The Bulletin’s Nuclear Notebook tracks the nine nuclear countries—U.S., Russia, U.K., China, Pakistan, India, Israel, North Korea and South Korea—and monitors aspiring nuclear countries, like Iran. But its focus is the critical, and at times adversarial, relationship between the U.S. and Russia, which together own 90 percent of the world’s nuclear arsenal.
Among the Bulletin’s landmark achievements:
- Its citizen-scientist movement in the ’40s and ’50s introduced the Doomsday Clock as “a symbol that engages the public.”

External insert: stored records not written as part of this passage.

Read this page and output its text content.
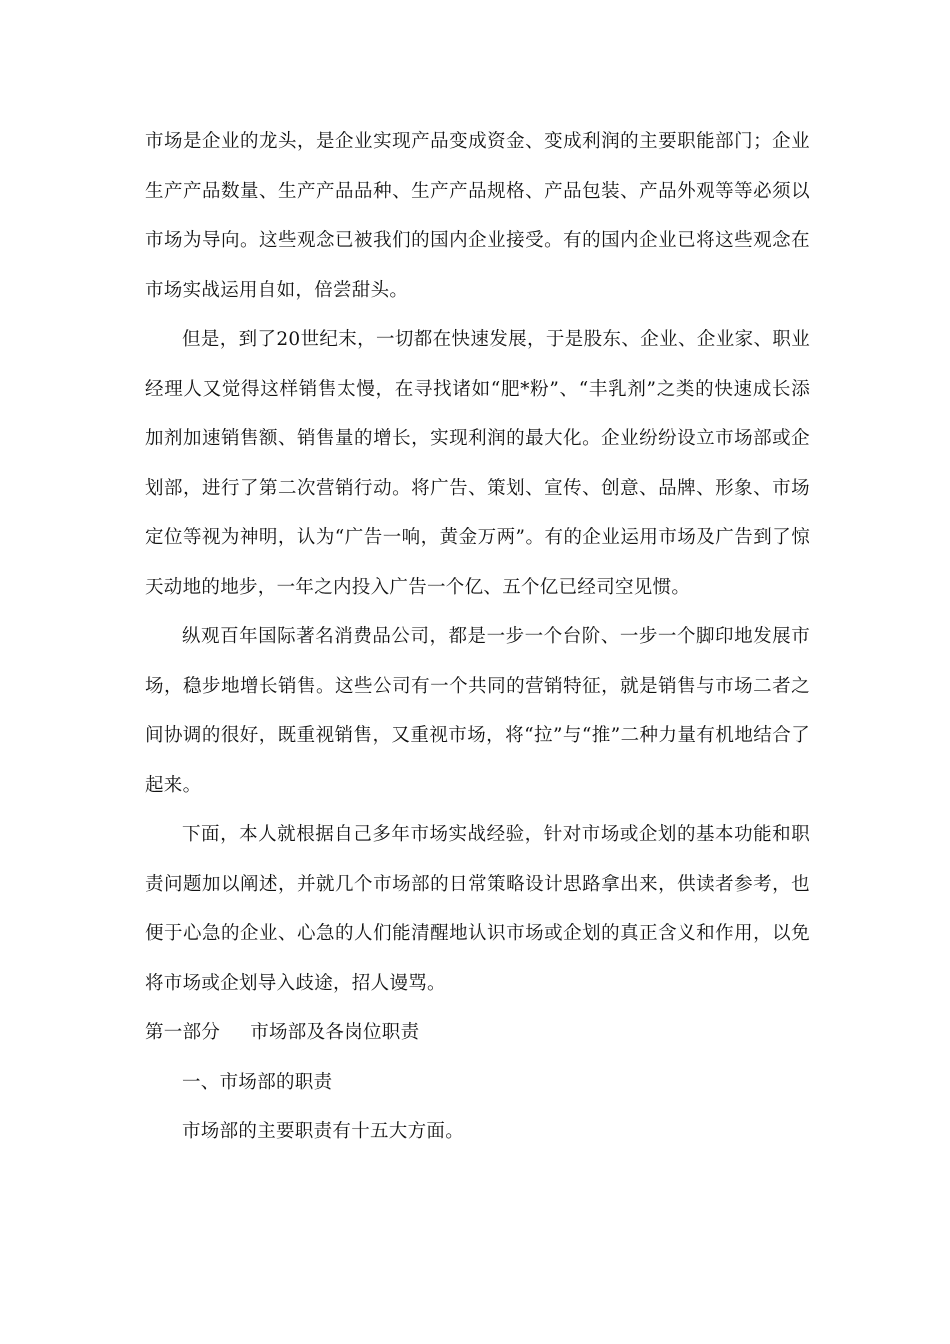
市场是企业的龙头，是企业实现产品变成资金、变成利润的主要职能部门；企业生产产品数量、生产产品品种、生产产品规格、产品包装、产品外观等等必须以市场为导向。这些观念已被我们的国内企业接受。有的国内企业已将这些观念在市场实战运用自如，倍尝甜头。

但是，到了20世纪末，一切都在快速发展，于是股东、企业、企业家、职业经理人又觉得这样销售太慢，在寻找诸如“肥*粉”、“丰乳剂”之类的快速成长添加剂加速销售额、销售量的增长，实现利润的最大化。企业纷纷设立市场部或企划部，进行了第二次营销行动。将广告、策划、宣传、创意、品牌、形象、市场定位等视为神明，认为“广告一响，黄金万两”。有的企业运用市场及广告到了惊天动地的地步，一年之内投入广告一个亿、五个亿已经司空见惯。

纵观百年国际著名消费品公司，都是一步一个台阶、一步一个脚印地发展市场，稳步地增长销售。这些公司有一个共同的营销特征，就是销售与市场二者之间协调的很好，既重视销售，又重视市场，将“拉”与“推”二种力量有机地结合了起来。

下面，本人就根据自己多年市场实战经验，针对市场或企划的基本功能和职责问题加以阐述，并就几个市场部的日常策略设计思路拿出来，供读者参考，也便于心急的企业、心急的人们能清醒地认识市场或企划的真正含义和作用，以免将市场或企划导入歧途，招人谩骂。

第一部分 市场部及各岗位职责

一、市场部的职责

市场部的主要职责有十五大方面。
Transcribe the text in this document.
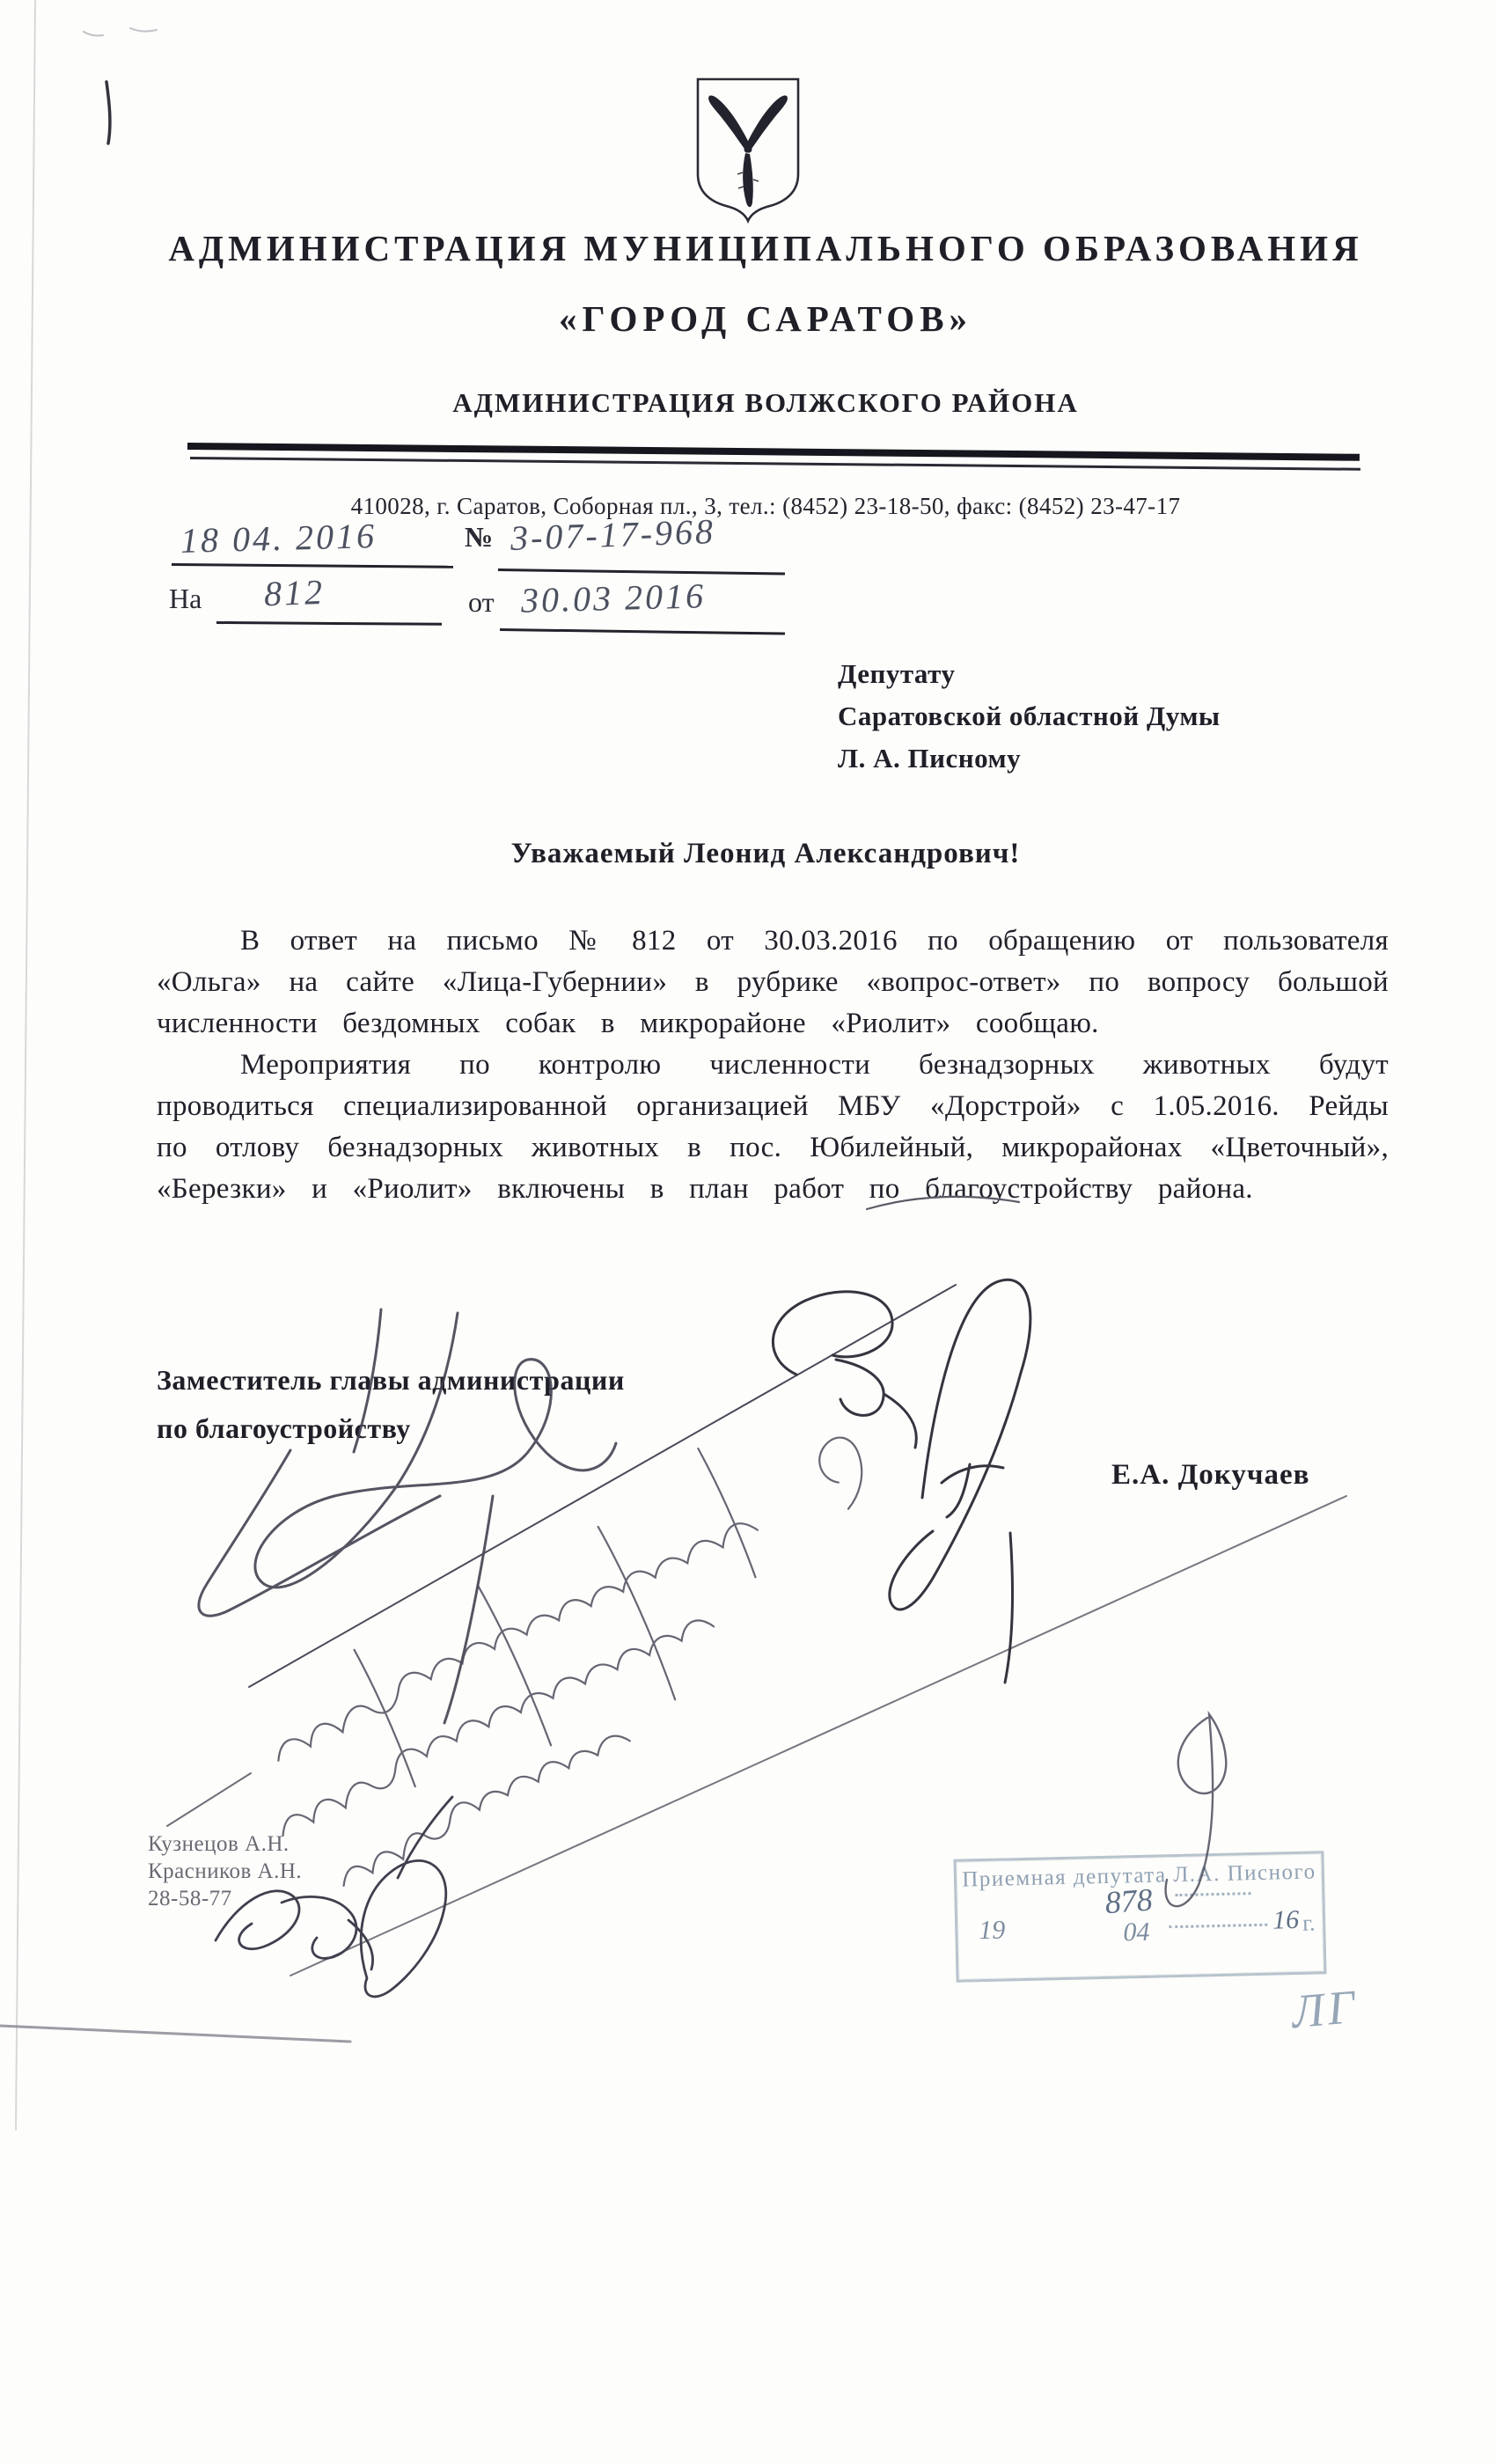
АДМИНИСТРАЦИЯ МУНИЦИПАЛЬНОГО ОБРАЗОВАНИЯ
«ГОРОД САРАТОВ»
АДМИНИСТРАЦИЯ ВОЛЖСКОГО РАЙОНА
410028, г. Саратов, Соборная пл., 3, тел.: (8452) 23-18-50, факс: (8452) 23-47-17
18 04. 2016	№ 3-07-17-968
На 812	от 30.03 2016
Депутату
Саратовской областной Думы
Л. А. Писному
Уважаемый Леонид Александрович!

В ответ на письмо № 812 от 30.03.2016 по обращению от пользователя «Ольга» на сайте «Лица-Губернии» в рубрике «вопрос-ответ» по вопросу большой численности бездомных собак в микрорайоне «Риолит» сообщаю.

Мероприятия по контролю численности безнадзорных животных будут проводиться специализированной организацией МБУ «Дорстрой» с 1.05.2016. Рейды по отлову безнадзорных животных в пос. Юбилейный, микрорайонах «Цветочный», «Березки» и «Риолит» включены в план работ по благоустройству района.

Заместитель главы администрации
по благоустройству
Е.А. Докучаев
Кузнецов А.Н.
Красников А.Н.
28-58-77
Приемная депутата Л.А. Писного
878
19	04	16 г.
ЛГ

- In the late ’50s and early ’60s, it introduced climate change and declared it a “human-made threat.”
- It played a central role in the 1970s and ’80s arms control debate.
- More recently, the Bulletin’s innovative work on biosecurity positioned it as a central player in the origins of COVID debate.
Bronson warns their published research and discussions are not for the “faint of heart” but believes a “well-informed public is a powerful group that can bring about change.”
“The Bulletin asserts we are at a world-saving moment and each of us has a role to fulfill,” said Bronson. “We’ve turned the hands of the Doomsday Clock back before and surely; we can do it again. It’s a call-to-action to citizens worldwide to work toward moving the hands away from midnight. And it’s a challenge for our decision-makers to do better.”
“We are perilously close, closer than we’ve ever been, to a man-made point of no return,” she continued. “But setting the Doomsday Clock each year is meant to carry a message of hope and remind us we have the ability to reduce these seemingly insurmountable threats and of our responsibility to future generations. It tells us we can beat the odds.”
Bronson will host the virtual event on Jan. 20, as well as organize programming and lectures about the ‘time’ in the weeks after the announcement. Events throughout the year will urge actions by citizens and governments worldwide. Ultimately, the hope is that politicians worldwide will take tangible, real actions—but Bronson knows it won’t happen without citizen pressure, as history has proven.
“The groundswell worldwide, as people experience climate change, is forcing leaders to answer hard questions. We see it in the climate space—a bright spot that has increased public awareness and pressure forcing corporations and leaders to put sustainable programs in place and thinking their way through this.”